The HoloLens looks a bit like a pair of modern, flashy snow goggles, attached to a thick plastic headband. Unlike virtual reality systems (like Oculus Rift, Samsung Gear and HTC Vive), which display artificial environments for you to explore, Microsoft’s augmented reality gear adds digital, holographic elements to the real world around you, between your couch and your table, on your kitchen floor or on top of your desk.
Simply put, with a HoloLens on your head, you’ll see 3D objects floating around you.
For those that have seen it, worn it and used it, like Verge journalist Adi Robertson, HoloLens is “one of the most amazing pieces of tech I’ve seen.”
Unsurprisingly, Microsoft hopes that it will be the next big thing in computing. And gaming. And communication. And design. The goggles are linked to a small block that hangs around your neck. It includes lenses, tiny projectors and sensors that will track your movement.
When you wear a HoloLens device, a holographic screen appears right in front of you, while you still see the real world around you. This screen can comprise of various virtual objects — Minecraft blocks, for example, or a 3D object you’re designing, or maybe a Skype conversation or a movie.
The augmented reality glasses are designed to track head movements, so you simply turn to whatever hologram you want to focus on. To select or interact with that object, you use your hand or your finger to “AirTap”, a motion similar to prodding an invisible touchscreen.
So you point your head at something, for instance a virtual Skype application, place your hand in front of you and tap on which ever contact you want to talk to. The photo below gives you some idea of how this user interface works.
Microsoft allowed some journalists into their lab to show them just what HoloLens is capable of. They invited them to repair a light switch using some real life tools and a socket with exposed wiring. All they had to do was put on the HoloLens goggles and call an engineer via Skype to show them how.

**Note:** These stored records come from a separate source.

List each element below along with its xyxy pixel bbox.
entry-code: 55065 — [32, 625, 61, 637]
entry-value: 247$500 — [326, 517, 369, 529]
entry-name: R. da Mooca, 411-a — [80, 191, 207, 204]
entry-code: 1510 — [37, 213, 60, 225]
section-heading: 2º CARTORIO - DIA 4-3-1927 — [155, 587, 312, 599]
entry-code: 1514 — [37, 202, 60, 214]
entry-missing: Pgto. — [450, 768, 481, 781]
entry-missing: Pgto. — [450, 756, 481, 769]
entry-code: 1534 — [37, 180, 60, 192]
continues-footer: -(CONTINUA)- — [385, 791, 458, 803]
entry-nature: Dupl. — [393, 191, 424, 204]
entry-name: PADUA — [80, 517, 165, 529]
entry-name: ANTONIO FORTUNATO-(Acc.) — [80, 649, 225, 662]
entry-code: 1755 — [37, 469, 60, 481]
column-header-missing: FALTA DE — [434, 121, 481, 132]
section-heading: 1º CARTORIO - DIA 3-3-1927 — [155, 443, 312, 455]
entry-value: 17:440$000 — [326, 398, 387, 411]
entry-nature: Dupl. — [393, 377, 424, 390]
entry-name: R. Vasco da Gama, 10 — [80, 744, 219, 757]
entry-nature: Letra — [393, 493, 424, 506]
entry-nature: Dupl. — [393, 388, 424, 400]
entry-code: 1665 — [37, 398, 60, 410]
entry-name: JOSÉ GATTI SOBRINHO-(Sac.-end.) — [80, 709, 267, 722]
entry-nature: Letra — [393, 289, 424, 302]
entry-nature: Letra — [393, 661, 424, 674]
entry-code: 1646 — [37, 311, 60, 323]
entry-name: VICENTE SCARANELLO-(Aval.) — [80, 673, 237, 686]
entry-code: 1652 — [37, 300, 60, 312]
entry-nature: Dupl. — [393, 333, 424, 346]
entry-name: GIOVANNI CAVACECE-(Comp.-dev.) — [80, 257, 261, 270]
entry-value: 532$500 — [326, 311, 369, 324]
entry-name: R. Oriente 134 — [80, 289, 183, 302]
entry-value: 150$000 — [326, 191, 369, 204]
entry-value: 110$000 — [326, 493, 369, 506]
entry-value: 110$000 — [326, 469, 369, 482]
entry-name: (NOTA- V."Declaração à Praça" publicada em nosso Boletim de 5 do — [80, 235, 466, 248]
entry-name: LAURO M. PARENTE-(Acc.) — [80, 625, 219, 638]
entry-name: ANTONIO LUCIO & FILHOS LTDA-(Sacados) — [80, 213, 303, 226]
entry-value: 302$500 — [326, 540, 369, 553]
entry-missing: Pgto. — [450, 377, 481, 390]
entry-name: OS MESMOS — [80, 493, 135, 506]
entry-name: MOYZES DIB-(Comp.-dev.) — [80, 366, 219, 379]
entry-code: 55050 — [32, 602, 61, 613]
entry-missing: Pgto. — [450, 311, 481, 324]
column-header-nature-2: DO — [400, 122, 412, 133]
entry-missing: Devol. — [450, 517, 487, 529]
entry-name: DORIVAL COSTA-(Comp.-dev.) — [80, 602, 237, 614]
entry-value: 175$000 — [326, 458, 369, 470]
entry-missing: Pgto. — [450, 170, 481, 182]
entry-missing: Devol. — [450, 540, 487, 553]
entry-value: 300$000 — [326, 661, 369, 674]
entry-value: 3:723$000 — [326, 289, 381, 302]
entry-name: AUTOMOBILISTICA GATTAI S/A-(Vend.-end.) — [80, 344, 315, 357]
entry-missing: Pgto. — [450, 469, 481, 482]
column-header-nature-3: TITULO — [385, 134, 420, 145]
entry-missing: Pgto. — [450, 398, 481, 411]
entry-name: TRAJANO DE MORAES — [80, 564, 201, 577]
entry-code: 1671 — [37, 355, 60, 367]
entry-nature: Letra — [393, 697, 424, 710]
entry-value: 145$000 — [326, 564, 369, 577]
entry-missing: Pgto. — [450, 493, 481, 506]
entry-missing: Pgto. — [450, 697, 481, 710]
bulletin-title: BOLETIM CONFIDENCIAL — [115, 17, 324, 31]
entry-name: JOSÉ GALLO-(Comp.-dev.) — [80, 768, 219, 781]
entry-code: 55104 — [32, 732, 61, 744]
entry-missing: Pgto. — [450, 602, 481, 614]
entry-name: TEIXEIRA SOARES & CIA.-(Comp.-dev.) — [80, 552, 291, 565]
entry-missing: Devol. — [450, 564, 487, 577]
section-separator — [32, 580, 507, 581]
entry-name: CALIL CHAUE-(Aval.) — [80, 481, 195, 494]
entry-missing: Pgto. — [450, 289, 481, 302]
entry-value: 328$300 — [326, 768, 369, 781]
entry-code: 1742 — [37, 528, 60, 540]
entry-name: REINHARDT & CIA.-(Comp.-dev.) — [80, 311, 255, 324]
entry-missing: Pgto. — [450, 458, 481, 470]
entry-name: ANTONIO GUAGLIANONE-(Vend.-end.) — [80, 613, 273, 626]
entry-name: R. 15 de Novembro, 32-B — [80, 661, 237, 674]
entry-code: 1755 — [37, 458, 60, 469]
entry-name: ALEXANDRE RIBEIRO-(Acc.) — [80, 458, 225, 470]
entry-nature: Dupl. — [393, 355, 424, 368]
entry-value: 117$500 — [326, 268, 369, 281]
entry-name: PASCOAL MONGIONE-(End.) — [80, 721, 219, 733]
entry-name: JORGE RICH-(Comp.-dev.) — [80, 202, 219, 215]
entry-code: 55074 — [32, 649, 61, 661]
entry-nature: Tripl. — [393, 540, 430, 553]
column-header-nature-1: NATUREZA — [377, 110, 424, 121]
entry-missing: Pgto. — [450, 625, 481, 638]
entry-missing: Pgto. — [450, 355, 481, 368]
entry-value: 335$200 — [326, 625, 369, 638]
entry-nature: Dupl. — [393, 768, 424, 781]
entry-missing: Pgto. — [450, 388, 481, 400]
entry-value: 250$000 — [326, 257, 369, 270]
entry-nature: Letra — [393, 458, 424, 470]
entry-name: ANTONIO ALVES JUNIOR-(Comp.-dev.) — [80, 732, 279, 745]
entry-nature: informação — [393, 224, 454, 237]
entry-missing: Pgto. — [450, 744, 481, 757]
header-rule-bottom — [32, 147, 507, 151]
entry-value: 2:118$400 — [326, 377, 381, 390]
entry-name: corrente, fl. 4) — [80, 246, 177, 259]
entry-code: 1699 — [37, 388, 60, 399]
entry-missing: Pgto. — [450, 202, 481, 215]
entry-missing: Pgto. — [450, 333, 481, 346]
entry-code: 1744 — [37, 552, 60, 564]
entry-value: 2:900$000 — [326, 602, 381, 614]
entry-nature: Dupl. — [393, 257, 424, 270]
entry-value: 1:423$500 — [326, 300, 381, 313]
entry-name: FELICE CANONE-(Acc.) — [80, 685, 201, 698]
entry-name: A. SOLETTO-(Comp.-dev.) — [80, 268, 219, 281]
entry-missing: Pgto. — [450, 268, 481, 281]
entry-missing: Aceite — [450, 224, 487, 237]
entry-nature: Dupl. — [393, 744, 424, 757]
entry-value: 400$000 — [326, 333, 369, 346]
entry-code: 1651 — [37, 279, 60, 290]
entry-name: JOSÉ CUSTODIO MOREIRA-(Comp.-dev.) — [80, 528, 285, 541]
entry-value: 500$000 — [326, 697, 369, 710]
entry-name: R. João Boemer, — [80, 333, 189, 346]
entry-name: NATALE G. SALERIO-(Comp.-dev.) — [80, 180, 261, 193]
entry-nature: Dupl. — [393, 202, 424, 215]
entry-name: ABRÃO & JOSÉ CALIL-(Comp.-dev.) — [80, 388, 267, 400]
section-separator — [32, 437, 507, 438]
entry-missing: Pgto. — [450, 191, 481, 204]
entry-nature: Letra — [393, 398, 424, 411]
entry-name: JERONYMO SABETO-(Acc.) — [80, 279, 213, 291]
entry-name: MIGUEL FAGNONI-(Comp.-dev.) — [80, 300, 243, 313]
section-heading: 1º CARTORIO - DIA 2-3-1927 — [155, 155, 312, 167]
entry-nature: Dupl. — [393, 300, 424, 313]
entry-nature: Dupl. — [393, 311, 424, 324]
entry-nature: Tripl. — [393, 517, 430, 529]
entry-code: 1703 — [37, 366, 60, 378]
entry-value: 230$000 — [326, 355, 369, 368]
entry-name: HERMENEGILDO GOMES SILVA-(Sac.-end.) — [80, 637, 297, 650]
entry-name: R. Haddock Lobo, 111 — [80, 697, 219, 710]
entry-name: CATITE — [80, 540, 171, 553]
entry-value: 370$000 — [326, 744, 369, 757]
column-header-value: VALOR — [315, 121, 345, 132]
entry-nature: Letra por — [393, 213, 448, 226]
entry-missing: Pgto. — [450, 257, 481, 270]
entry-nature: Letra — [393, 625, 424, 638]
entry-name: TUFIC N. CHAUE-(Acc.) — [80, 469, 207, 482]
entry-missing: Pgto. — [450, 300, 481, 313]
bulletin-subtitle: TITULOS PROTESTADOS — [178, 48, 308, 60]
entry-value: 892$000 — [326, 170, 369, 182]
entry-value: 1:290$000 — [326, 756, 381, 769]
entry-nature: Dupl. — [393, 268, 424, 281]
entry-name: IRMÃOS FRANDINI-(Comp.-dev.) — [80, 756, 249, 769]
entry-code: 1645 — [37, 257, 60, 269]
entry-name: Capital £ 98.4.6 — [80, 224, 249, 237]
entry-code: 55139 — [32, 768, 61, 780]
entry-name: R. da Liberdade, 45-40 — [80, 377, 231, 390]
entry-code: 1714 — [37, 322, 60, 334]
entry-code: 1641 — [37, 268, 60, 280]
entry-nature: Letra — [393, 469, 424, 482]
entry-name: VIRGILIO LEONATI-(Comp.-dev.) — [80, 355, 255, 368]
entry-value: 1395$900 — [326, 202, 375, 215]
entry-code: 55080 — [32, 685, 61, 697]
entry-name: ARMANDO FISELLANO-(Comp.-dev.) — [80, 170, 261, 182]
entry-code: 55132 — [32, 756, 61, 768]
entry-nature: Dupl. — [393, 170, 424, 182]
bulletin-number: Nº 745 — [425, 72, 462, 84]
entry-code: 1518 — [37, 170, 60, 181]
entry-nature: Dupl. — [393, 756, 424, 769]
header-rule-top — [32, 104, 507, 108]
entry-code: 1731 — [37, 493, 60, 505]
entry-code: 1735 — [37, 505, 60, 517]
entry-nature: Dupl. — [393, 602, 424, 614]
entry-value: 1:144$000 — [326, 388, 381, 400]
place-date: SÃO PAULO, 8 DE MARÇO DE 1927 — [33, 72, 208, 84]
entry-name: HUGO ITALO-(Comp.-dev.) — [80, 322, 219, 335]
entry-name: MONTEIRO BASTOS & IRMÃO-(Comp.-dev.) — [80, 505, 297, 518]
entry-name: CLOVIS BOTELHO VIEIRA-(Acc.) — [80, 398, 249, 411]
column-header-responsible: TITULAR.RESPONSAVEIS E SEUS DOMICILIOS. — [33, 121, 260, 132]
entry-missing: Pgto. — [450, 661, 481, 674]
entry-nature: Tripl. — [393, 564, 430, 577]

The engineer appeared on a virtual screen and helped them out by drawing virtual notes on top of the exposed wiring. The engineer guided them through the whole process, pointing out what to do with which wire, almost as if he was standing in the room next to them.
This sort of connected, augmented reality experience is exactly where a new world begins — an astonishing mix of fantasy and reality. Because if it’s possible to repair a light switch this way, what else is possible? In Microsoft’s HoloLens demo, they also showed those journalists around on Mars, whilst they were sitting in a normal room.
“The software [they used], which is called OnSight, will simulate the environment that Curiosity sees using data that the rover gathered on Mars,” explained space.com. “This will allow program scientists to examine the environment as if they were standing alongside the rover.”
In the future, will it be possible to design and develop your own car without working in the office? Will holograms have consequences for our educational, financial and medical systems or will it influence everyone’s jobs? The first question we should be asking ourselves is this: will we adapt easily to a non-existant augmented reality world or will we reject it?
You can’t touch or grab the holographic objects you see wearing HoloLens. But imagine yourself walking around with those goggles on at home. As you’re just fervently playing Minecraft on the kitchen table, your spouse walks in… To him or her, you are waving your arms around, prodding and pinching thin air. This could look a bit disturbing, especially since they won’t be able to see what you’re seeing.
This new way working and playing will take some getting used to. Unless that is we’re all wearing HoloLenses in the future and we’re all seeing the same virtual things.